In a statement, the company added that “We have made the decision to end our neuroscience discovery and early development efforts and re-allocate funding to those areas where we have strong scientific leadership and that will allow us to provide the greatest impact for patients.”
What do these developments mean for you and your family?
Sad stories involving patients with dementia are occurring with greater frequency in the media:
- An elderly Chinese grandmother with dementia disappeared for hours, but was later found cold and shivering while sweeping up the area around her late husband’s grave.
- A Maryland man with dementia, 65, was found dead after he went missing for a week in frigid temperatures. Police believe he may have hitched a ride, but they explained he was not able to communicate. There is no indication of foul play. Just a tragic situation of someone who was unable to tell others where he lived.
- Police are looking for a Michigan man, 73, with dementia. He was last seen driving a car.

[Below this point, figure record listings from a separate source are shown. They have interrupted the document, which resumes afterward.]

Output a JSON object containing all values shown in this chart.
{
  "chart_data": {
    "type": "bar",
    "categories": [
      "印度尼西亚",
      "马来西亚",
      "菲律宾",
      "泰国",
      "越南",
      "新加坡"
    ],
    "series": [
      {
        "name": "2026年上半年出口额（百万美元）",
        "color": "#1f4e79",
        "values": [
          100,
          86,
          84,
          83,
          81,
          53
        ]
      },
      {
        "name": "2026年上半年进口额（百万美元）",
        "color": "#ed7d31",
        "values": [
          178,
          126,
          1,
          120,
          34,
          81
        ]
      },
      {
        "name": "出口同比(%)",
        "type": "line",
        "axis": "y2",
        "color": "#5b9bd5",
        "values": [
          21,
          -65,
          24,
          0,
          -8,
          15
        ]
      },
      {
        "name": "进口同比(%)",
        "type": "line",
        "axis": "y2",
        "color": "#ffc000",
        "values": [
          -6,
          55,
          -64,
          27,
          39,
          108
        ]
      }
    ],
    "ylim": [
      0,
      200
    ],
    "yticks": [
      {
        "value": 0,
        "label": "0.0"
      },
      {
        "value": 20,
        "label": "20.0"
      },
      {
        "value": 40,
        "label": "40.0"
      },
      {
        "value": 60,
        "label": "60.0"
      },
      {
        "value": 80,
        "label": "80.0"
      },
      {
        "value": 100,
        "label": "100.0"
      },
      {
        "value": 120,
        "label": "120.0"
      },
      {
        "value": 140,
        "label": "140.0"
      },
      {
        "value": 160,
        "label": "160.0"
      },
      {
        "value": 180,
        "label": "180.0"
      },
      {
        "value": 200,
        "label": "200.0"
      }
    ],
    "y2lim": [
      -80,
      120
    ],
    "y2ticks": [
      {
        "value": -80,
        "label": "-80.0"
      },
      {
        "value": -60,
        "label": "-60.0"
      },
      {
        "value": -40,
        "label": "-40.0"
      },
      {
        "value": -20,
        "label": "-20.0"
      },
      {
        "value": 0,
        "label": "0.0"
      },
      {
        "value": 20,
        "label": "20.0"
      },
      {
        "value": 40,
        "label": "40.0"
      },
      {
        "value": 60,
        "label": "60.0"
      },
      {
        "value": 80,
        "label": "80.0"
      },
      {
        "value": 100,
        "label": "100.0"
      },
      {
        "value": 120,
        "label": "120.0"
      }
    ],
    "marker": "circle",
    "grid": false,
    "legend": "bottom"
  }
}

Unfortunately, scenes like this are playing out all across the country. According to the Alzheimer’s Association, three out of every five dementia patients will wander off at some point.
How to reduce your risk of dementia
If current trends continue, then a lot more families will be facing predicaments like these. What can you do reduce the chances that something like this will happen to someone you love?
First, according to a landmark study published in the Lancet, up to one-third of all dementia cases could be prevented with lifestyle changes including:
- Managing blood pressure
- Addressing metabolic disorders like obesity and diabetes
- Staying more active
- Eating a Mediterranean diet
Social integration is also key. Cases of dementia are almost unknown in so-called “blue zone” countries, where seniors are both revered and integrated into daily activities. According to Professor Gill Livingston, “Dementia is the greatest global challenge for health and social care in the 21st century.”
To address it we need more science, but also awareness of the dietary and lifestyle factors that have proven to be effective in promoting cognitive health.